Two hours after midnight, however, he hung up the phone. When John Fetterman was declared the winner in Pennsylvania, Biden skipped a call and according to the White House “sent a congratulatory text” instead.
Some Biden loyalists tried to play off the unexpected success as just part of the plan. One alum of the president’s campaign told RCP that before the election “there was deliberate lowering of expectations for sure.” Others were more frank. “God bless Rick Scott and Kevin McCarthy for telling the truth about what they wanted to do to Medicare,” another former campaign official texted RCP.
If anything, Democrats were caught off guard. David Axelrod, a former top adviser to President Obama, said as much on CNN. “This is not like a normal midterm election,” Axelrod admitted. The normal shakeup in the administration might not come as a result. Republicans, not Democrats, are the ones who spent the night agonizing over why their party failed to live up to expectations.
As it became clear that a rout was not in order, many in the GOP quietly pointed the blame at Donald Trump for clearing a path for candidates made more in his image than for success during a general election. “Everybody in the water, if you want to take on Trump,” a prominent Republican operative told RCP after Oz lost in Pennsylvania and as Masters underperformed in Arizona. “He’s never been weaker.”
The discussion among Republicans now shifts to candidate quality, and one senior GOP official was in a hurry to present a champion other than Trump: “Ron DeSantis and Lee Zeldin were the two most important candidates on the ballot Tuesday. Not because of their own races, but because they each delivered multiple House seats for Republicans. Enough seats to flip the House.”
Republicans ran up the score in the Sunshine State with DeSantis and Sen. Marco Rubio delivering double digit victories and coat tails long enough for others to ride to down-ballot wins. The GOP was not as lucky in the Keystone State, where Doug Mastriano lost by double digits to Democrat Josh Shapiro in the governor’s race.
“Candidate quality matters, but top of the ticket quality matters even more,” the official said. “House Republicans got crushed in Pennsylvania and Kansas, but thrived in New York and Florida.”
Just as it’s not clear who will control Congress, or by what margins, it isn’t obvious how Biden will adjust to the second half of his term. If Democrats did any soul-searching Tuesday night, they didn’t do it publicly. For Republicans that process started much earlier in the night.
“Definitely not a Republican wave, that is for darn sure,” Sen. Lindsey Graham said on NBC around the time it was clear Don Bolduc, the Trump-endorsed Republican in the New Hampshire Senate race, would lose. “I think we’re going to be at 51, 52 when it’s all said and done in the Senate.”

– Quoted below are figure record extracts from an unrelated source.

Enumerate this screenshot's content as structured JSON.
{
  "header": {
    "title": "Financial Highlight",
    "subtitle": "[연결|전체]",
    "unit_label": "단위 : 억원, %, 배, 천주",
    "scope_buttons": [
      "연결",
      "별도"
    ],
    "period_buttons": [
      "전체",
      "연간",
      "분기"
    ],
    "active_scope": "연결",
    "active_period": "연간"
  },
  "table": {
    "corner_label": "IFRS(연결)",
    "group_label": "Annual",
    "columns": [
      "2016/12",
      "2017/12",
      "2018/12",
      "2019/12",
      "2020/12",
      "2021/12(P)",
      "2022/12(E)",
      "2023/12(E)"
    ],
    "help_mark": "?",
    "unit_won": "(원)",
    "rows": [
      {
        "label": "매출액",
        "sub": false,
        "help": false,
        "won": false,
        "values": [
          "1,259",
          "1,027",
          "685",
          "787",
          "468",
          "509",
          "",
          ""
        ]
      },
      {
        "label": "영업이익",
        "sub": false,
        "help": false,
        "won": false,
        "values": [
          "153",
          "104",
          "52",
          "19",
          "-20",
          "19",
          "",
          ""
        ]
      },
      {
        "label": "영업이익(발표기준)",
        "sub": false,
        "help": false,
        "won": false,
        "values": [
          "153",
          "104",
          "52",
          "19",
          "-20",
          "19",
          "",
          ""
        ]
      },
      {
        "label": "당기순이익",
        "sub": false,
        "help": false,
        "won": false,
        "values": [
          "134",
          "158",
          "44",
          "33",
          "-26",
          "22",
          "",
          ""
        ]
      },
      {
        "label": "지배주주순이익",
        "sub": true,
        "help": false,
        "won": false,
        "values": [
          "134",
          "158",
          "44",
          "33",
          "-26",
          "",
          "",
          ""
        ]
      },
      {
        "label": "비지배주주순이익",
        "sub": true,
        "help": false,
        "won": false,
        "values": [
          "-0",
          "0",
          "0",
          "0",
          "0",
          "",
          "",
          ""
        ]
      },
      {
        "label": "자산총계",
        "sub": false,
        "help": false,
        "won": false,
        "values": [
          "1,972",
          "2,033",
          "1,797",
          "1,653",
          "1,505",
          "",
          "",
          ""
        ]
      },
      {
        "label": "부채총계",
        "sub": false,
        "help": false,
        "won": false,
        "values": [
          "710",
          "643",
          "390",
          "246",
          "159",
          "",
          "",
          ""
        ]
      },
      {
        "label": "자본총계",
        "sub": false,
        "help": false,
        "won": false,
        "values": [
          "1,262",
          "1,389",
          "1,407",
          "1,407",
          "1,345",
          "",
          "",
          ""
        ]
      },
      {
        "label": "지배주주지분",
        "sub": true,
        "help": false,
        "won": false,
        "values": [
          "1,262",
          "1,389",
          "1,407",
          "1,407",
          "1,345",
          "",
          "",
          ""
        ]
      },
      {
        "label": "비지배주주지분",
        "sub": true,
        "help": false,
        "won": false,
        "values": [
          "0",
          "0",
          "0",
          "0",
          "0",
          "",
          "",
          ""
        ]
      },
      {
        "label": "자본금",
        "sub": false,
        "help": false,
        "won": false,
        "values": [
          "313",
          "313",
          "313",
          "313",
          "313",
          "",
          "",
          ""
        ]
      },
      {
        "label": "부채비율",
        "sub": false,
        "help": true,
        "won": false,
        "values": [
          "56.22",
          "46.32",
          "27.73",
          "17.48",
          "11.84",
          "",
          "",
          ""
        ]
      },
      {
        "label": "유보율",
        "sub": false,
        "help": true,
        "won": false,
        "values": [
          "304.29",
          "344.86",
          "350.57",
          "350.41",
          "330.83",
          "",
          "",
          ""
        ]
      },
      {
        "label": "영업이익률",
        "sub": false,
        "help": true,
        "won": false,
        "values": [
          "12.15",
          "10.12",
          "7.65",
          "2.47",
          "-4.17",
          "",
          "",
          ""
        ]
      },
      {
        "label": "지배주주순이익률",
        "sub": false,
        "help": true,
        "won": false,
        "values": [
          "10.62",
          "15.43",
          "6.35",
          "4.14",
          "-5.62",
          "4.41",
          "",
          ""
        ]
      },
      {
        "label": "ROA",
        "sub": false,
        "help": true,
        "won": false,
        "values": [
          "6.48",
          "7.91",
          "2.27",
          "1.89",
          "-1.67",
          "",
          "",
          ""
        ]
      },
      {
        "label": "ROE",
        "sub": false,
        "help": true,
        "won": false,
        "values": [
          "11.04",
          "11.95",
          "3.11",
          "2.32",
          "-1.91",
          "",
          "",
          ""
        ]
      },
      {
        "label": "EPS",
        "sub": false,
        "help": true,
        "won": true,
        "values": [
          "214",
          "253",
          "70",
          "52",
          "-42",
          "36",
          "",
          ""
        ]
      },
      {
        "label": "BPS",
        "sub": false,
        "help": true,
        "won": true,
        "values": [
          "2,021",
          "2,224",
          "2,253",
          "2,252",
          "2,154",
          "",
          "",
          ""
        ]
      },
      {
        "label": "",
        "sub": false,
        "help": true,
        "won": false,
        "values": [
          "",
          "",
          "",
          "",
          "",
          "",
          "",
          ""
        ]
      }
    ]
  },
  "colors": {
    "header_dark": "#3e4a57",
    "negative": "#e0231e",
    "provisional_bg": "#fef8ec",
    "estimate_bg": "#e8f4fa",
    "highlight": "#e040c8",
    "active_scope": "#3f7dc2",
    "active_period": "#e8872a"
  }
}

Even if Graham is wrong and Republicans only manage to take control of the House, they will still be in a position to significantly slow Biden’s legislative ambitions. For weeks GOP brass has talked openly about forcing a showdown over spending when the government must once again raise the nation’s borrowing limit. After playing defense for the last two years, they aren’t likely to go easy on the president.
“[Biden] doesn’t even have any goodwill left with Manchin,” former Trump White House chief of staff Mick Mulvaney told RCP early in the night. “Why would he still have it with Republicans?”